Exotic plants can evolve, prof says
This seemingly innocent question has already roused strong passions in Australia, and plant ecologist Prof Angela Moles, of Sydney, was recently criticised as ''a witch'' for some of her comments.
Prof Moles, who grew up in the North Island and has dual New Zealand-Australian citizenship, discussed exotic plants again during the annual Tennant Lecture in Dunedin yesterday.
Prof Moles, who is director of the Evolution and Ecology Research Centre at the University of New South Wales, said some of the hostility she had encountered arose from the challenge her research posed to the traditional way of classifying plants as exotic (imported), native (indigenous to a country) or endemic (found only in that country).
''The idea that an introduced weed could become a new native species is very challenging for many people, especially those with a strong interest in conservation,'' she said.
She points to the South African beach daisy, an exotic flowering plant introduced to Australia in the 1930s.
After growing in more challenging conditions in Australia, strong winds and shifting sands had sparked rapid adaptive change, and evolution into a new endemic species.
A study she had conducted in Australia of 23 small herbaceous exotic plants, including some weeds and clovers, showed 70% (16) had undergone significant change and the beach daisy was a new endemic.
A study of 18 small exotic plants in New Zealand showed a lower rate of adaptive change (about 27%).

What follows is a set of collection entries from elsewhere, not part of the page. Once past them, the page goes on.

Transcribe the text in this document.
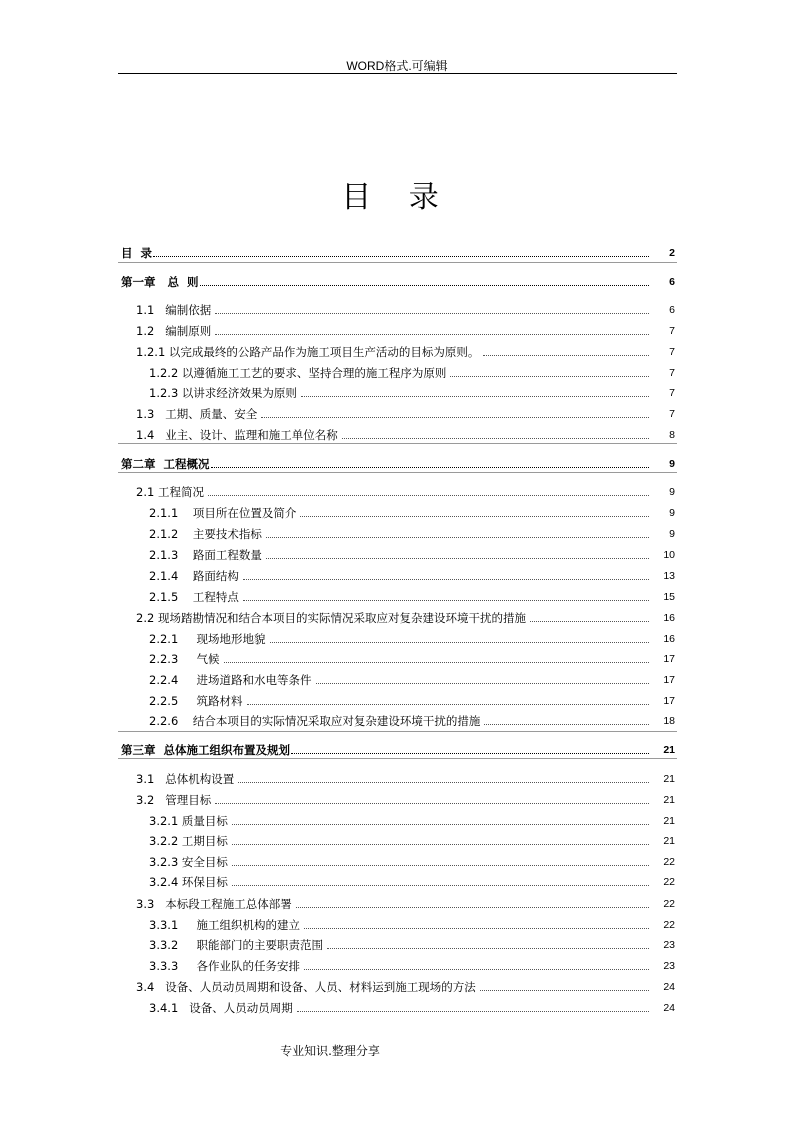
WORD格式.可编辑
目 录
目  录	2
第一章   总  则	6
1.1   编制依据	6
1.2   编制原则	7
1.2.1 以完成最终的公路产品作为施工项目生产活动的目标为原则。	7
1.2.2 以遵循施工工艺的要求、坚持合理的施工程序为原则	7
1.2.3 以讲求经济效果为原则	7
1.3   工期、质量、安全	7
1.4   业主、设计、监理和施工单位名称	8
第二章  工程概况	9
2.1 工程简况	9
2.1.1    项目所在位置及简介	9
2.1.2    主要技术指标	9
2.1.3    路面工程数量	10
2.1.4    路面结构	13
2.1.5    工程特点	15
2.2 现场踏勘情况和结合本项目的实际情况采取应对复杂建设环境干扰的措施	16
2.2.1     现场地形地貌	16
2.2.3     气候	17
2.2.4     进场道路和水电等条件	17
2.2.5     筑路材料	17
2.2.6    结合本项目的实际情况采取应对复杂建设环境干扰的措施	18
第三章  总体施工组织布置及规划	21
3.1   总体机构设置	21
3.2   管理目标	21
3.2.1 质量目标	21
3.2.2 工期目标	21
3.2.3 安全目标	22
3.2.4 环保目标	22
3.3   本标段工程施工总体部署	22
3.3.1     施工组织机构的建立	22
3.3.2     职能部门的主要职责范围	23
3.3.3     各作业队的任务安排	23
3.4   设备、人员动员周期和设备、人员、材料运到施工现场的方法	24
3.4.1   设备、人员动员周期	24
专业知识.整理分享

Among the five plants that had changed, sticky mouse-ear chickweed and buck's horn plantain were now shorter, and hop clover, staggerweed and windmill pink had smaller leaves.
New Zealand had more than 2000 introduced plant species, and if some kept changing in response to their new environment, they would eventually ''become new species too, whether we like it or not''.
A key decision was whether to ''try to eradicate these new species'' or to accept them as a new part of our native biodiversity.